Figure S1.
Violin plots a show regulon activity of IRF family members across CD8 positive T cell subsets in two datasets, TILs and LCMV Cl.13. In the TILs dataset, Irf8 shows the widest and most prominent violin shapes with activity reaching up to 0.4 across CD8 Tex, CD8 Tpex, Eff Mem, Early Act, and Naive Like subsets, while Irf1 through Irf7 and Irf9 show considerably narrower distributions with lower activity values. In the LCMV Cl.13 dataset, Irf8 similarly shows broader violins up to 0.2 across Tex, Tpex, SLEC, Eff Interm, Mem Prec, Eff Early, and Eff Cycling subsets, while other family members remain narrower and flatter. Flow cytometry plots b show the sequential gating strategy for spleen cells from LCMV Cl.13 mice, progressing through living CD8 positive cells on LD Aqua Vivid versus CD8a axes, lymphocytes on SSC-A versus FSC-A, single cells on FSC-H versus FSC-A, P14 cells on CD45.1 versus CD45.2, CD44 high cells on CD44 versus PD-1, and finally PD-1 positive cells. Flow cytometry plots c show the same sequential gating strategy applied to tumor cells from B16-gp33 mice across identical axes, with the P14 population appearing more prominent and the CD44 high and PD-1 positive gates showing a larger proportion of cells compared to the spleen samples in panel b.
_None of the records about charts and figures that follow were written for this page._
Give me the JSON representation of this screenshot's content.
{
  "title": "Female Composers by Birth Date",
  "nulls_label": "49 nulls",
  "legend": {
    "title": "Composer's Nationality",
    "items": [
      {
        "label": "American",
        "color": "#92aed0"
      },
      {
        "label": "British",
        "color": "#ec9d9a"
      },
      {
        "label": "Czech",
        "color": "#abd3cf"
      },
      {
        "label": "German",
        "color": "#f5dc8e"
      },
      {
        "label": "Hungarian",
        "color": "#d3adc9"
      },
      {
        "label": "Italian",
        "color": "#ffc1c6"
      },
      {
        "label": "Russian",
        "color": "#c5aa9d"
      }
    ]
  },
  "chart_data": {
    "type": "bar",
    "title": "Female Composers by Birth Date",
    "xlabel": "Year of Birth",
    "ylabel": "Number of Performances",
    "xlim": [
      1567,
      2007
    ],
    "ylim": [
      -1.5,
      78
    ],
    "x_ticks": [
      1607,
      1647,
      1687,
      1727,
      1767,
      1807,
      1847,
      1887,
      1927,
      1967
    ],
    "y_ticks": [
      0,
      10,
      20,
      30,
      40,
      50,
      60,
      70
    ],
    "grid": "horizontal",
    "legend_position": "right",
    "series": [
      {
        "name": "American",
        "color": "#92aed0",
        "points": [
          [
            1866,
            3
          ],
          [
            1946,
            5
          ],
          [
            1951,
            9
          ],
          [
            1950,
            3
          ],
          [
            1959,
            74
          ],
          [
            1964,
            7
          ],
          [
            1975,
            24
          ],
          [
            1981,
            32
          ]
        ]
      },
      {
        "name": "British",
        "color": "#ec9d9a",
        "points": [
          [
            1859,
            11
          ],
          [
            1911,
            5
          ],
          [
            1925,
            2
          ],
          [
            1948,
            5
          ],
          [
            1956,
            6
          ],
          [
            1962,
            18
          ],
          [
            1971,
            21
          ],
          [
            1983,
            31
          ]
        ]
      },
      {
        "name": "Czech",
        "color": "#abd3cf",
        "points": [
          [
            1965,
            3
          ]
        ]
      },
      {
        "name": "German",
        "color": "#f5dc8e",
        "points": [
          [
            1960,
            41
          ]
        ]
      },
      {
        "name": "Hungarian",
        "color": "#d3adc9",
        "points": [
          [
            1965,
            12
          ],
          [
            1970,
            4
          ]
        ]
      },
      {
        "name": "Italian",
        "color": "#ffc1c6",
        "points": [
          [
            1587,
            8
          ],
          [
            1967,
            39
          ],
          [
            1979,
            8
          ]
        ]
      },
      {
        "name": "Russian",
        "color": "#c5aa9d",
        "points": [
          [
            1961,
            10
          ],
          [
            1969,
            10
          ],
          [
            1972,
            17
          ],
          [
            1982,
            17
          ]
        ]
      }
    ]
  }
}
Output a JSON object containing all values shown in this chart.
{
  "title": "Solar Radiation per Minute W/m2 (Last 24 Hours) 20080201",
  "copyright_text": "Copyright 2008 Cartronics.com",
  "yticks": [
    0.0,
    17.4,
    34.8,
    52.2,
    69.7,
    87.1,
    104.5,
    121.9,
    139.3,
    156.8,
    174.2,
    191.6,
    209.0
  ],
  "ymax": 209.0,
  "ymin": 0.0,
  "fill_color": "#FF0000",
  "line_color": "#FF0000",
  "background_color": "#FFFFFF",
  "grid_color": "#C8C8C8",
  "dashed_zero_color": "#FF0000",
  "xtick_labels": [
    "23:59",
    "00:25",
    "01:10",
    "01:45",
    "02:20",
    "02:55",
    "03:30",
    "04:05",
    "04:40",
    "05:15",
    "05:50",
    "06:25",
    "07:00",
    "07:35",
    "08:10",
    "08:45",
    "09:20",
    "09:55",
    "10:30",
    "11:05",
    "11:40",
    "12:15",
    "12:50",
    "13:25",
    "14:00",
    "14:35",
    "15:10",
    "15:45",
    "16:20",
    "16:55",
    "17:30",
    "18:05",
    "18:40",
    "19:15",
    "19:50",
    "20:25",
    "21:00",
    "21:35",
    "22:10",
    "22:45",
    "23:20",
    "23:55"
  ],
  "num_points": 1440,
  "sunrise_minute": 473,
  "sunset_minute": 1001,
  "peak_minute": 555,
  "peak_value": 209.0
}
Comparison of virus- and tumor-specific CD8 + T cells. (a) Regulon signature of IRF family members in different cell states of CD8 TILs (left) and virus-specific CD8 T cells (right) based on publicly available datasets as described in the Materials and methods section. (b and c) Representative gating strategy used to assess IRF8 protein levels in P14 CD8+ T cells in spleen of LCMV Cl13-infected Vβ5 mice (b) and in B16-gp33 tumors (c) as described in Fig. 2 b.